What strikes one as being different today, compared to the early 19th century, is that the Riviére case was set at the time when some of the major discursive constituents of modernity were struggling for recognition; a time which had turned (or at least tried to turn) its back on religious “superstition”, as Baumer puts it (Modern European Thought, MacMillan 1977: 314-323). By contrast, the present, “postmodern” era is characterised, on the one hand, by a proliferation of discursive pluralism and cultural eclecticism, and on the other by the fact that the dominant discourse among all of these is that of globalising, neoliberal capitalism — something Žižek also notes.
The effect of this is precisely what the events in Indonesia, referred to earlier, illustrate so well, corroborated by Kurzweil’s remark, that there is “a chaos [of values and beliefs] we have not yet eliminated” — a chaos brought about by the ongoing uprootment of ethical practices by a globalising economic system which does not recognise any traditional ethical contexts, imposing a symbolic framework that valorises excessive consumption and the individualistic pursuit of material wealth in the place of communal values instead.

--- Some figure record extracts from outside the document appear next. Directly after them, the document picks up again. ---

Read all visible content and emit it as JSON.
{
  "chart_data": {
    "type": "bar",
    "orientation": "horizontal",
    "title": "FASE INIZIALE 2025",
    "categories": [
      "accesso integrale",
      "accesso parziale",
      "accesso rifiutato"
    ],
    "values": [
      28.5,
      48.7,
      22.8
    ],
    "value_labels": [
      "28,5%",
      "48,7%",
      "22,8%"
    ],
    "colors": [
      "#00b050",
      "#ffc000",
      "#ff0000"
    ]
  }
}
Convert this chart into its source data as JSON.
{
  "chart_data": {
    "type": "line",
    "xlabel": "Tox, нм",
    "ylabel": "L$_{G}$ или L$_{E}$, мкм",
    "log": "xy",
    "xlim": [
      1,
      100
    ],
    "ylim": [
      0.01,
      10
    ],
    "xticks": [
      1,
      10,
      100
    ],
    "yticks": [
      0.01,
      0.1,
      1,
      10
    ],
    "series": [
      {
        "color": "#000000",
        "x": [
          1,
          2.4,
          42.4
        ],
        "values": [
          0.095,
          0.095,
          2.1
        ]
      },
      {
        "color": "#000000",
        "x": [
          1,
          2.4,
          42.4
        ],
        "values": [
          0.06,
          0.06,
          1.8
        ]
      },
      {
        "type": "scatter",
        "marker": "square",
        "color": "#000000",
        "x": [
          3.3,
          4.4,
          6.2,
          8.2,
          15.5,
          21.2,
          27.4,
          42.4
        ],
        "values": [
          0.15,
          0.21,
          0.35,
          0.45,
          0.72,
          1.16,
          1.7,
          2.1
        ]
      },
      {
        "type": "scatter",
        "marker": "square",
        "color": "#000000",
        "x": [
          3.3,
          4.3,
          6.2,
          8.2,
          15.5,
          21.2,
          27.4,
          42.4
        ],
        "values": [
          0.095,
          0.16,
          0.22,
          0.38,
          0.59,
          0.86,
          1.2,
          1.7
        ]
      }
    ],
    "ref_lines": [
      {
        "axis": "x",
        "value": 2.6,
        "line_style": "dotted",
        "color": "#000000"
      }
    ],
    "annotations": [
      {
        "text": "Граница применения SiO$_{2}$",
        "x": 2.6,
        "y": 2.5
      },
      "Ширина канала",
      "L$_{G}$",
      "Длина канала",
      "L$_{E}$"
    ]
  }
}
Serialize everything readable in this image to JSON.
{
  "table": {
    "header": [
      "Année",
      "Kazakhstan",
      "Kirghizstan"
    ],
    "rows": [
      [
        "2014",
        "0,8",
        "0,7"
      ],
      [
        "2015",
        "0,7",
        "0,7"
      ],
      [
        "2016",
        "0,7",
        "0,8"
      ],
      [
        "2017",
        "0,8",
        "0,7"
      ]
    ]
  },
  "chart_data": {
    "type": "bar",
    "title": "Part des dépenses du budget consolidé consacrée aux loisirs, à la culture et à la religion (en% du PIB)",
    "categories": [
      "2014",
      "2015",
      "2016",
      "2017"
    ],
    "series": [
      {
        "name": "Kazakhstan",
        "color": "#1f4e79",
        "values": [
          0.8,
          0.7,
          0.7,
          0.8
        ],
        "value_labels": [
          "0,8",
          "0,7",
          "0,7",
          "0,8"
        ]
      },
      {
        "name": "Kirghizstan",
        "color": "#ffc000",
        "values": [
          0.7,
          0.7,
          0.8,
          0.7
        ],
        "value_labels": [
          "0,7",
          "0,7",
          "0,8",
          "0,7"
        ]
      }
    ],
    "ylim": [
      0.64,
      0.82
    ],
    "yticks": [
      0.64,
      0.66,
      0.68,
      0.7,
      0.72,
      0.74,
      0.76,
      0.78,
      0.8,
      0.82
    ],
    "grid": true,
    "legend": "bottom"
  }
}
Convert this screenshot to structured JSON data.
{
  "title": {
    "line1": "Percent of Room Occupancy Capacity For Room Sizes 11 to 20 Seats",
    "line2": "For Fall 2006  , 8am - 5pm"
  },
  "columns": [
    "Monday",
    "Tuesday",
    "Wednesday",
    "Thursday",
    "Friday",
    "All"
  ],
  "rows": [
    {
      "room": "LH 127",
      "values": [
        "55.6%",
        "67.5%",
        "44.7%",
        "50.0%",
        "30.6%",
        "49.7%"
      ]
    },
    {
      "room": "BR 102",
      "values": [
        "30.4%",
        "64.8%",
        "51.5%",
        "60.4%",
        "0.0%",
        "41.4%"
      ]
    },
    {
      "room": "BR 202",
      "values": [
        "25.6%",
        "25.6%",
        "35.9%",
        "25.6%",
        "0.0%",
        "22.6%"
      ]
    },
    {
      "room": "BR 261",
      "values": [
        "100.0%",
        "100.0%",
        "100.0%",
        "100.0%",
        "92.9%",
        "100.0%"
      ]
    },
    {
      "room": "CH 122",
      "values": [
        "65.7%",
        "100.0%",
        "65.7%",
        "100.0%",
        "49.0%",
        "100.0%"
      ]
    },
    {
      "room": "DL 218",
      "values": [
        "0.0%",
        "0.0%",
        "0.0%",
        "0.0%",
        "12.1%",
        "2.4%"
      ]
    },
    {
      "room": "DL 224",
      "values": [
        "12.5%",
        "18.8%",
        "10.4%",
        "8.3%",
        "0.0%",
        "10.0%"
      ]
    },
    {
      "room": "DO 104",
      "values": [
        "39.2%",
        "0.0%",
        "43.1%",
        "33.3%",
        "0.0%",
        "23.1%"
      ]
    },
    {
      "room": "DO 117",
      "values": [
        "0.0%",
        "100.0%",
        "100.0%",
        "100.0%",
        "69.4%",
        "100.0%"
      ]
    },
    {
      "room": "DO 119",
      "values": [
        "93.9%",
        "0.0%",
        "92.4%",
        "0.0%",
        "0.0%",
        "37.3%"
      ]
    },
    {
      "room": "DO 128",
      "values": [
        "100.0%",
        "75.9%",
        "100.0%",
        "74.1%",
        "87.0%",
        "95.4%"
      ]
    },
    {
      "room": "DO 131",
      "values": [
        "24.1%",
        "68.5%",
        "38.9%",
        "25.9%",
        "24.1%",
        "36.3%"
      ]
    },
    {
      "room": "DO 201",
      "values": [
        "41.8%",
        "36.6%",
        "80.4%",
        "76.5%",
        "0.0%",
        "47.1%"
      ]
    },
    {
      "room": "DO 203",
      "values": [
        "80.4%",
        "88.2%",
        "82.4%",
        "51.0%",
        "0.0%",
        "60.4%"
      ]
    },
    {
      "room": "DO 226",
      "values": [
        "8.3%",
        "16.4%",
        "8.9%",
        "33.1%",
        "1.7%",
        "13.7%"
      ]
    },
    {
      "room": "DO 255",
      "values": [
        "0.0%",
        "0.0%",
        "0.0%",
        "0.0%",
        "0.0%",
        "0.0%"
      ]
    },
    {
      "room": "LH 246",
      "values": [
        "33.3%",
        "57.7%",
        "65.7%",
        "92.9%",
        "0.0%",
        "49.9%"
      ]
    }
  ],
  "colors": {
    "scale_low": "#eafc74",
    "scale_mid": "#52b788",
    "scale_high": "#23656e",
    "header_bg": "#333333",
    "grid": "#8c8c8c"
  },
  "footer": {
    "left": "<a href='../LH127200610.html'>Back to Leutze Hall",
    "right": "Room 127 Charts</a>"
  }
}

Is it at all surprising that people seem to become morally disoriented and lose their ethical bearings in this situation?
Violent outbursts of frustration and anger in the face of violent events that seem to surpass comprehension are understandable, but they get us nowhere. “What is needed instead”, says Žižek (p. 327), “is the act proper: a symbolic intervention capable of undermining the big Other (the hegemonic social link), of re-arranging its coordinates”. Until this happens, the slaughter is bound to continue.
For a sustained exploration of this theme, see my paper,”Discourse, agency and the question of evil”. South African Journal of Philosophy, Vol. 22 (4), December 2003, pp. 329-348.